Much has been written about the early O’Kaysions and their one hit; however, little is known about the group that followed and the handful of recordings they made for Cotillion Records. All but two members of the third generation O’Kaysions have since died and the bulk of the recordings they made in 1970 remain unreleased. The O’Kaysions would disband in the early seventies, following a series of personnel changes and missed opportunities.
The band formed in Kenly, North Carolina (south of Wilson) as The Kays. Lead vocalist and organist Donnie Weaver was from Rocky Mount and was just 12 when he joined The Kays. A decade later and with the same band at age 22, he sang lead vocals and played organ on “Girl Watcher” at Sound Studio in Greenville, NC, on February 8, 1968. He is also credited with coming up with a new name for the band, and from that point on they would forever be known as The O’Kaysions.
By 1968, the group had changed names and personnel. Weaver, guitarist Wayne Pittman, trumpeter Ron Turner, saxophonist Jim Spiedel, bassist Jimmy Hinnart and drummer Bruce Joyner were the second generation O’Kaysions.
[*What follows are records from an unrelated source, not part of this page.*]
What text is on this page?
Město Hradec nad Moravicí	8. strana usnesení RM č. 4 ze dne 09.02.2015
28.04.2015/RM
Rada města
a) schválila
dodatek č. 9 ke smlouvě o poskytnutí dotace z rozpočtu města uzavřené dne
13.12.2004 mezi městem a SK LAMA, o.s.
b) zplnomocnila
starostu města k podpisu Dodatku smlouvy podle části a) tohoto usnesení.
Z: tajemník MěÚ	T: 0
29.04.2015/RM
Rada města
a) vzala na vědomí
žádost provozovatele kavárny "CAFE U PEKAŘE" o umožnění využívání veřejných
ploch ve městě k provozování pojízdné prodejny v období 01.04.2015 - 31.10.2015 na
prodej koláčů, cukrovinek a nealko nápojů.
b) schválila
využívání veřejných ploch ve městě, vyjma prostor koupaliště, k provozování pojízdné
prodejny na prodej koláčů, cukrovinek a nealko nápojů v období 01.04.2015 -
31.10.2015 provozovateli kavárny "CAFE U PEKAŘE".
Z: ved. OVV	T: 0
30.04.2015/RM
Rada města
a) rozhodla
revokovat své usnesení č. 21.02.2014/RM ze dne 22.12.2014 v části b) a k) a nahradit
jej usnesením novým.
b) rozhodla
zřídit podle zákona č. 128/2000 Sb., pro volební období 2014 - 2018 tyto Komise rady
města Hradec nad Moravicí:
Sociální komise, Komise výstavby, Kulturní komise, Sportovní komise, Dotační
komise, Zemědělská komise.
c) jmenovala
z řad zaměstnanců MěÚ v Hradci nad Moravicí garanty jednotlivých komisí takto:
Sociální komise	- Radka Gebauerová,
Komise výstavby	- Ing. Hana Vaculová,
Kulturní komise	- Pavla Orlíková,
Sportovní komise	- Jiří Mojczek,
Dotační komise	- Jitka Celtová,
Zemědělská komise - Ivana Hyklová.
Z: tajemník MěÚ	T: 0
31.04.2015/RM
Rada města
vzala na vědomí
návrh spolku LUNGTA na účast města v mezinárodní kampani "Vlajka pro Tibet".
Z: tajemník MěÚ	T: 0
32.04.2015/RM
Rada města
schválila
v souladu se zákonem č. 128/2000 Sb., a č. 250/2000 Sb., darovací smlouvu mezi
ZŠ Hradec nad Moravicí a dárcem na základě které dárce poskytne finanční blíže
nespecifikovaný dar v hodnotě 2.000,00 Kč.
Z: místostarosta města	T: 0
Steve Watson, Gerald Toler and Eddie Dement (drums, sax and trumpet, respectively) all performed on “Girl Watcher” but decided to stay with their day jobs rather than pursue fame and fortune on the road.
Pittman penned the summer beach anthem and told Rick Simmons in his book Carolina Beach Music: The Classic Years that one of the band members suggested he write a song about girl watching because of his penchant for observing bathing beauties. Pittman recalls that he had already written the melody and added the lyrics, finishing the song in two nights. When Weaver was asked in the studio to help complete the chorus, he came up with the unforgettable “umm, umm, umm.” North State Records producer Buck Trail is given co-songwriting credit on the label, but Pittman composed the song and wrote the lyrics and Trail’s contribution was minimal.
Game Artists promoter Ken Adkins says the O’Kaysions made the crude recording in “a broom closet studio in Greenville, N.C.” The song became a regional hit, with WBAG in Burlington playing the 45 (North State 1001) in heavy rotation. It caught the attention of Adkins and his boss, Bill Griffin, who owned Greensboro’s famed Castaways and managed Game Artists.
Griffin wanted to sign the band and enlisted Adkins and A&M Records promoter Manly May, who shopped the song to labels in New York. ABC Paramount picked it up (ABC 11094) and Pittman remembers that label executives flew down from New York to get the master tapes from North State and decided to rush release the song unchanged, while picking up distribution. It went on to reach #5 on the Billboard Hot 100 (and in Cashbox and Record World) in early October, peaking at #6 on the R&B chart and earning a gold record with one million in sales by December 1968. “Girl Watcher” was listed in the Top 10 for nine weeks and in the Top 100 for twenty-six weeks. The song is listed as the 45th biggest record of 1968 in Billboard’s listing (#44 in Cash Box) of the “Hot 100” songs of the year.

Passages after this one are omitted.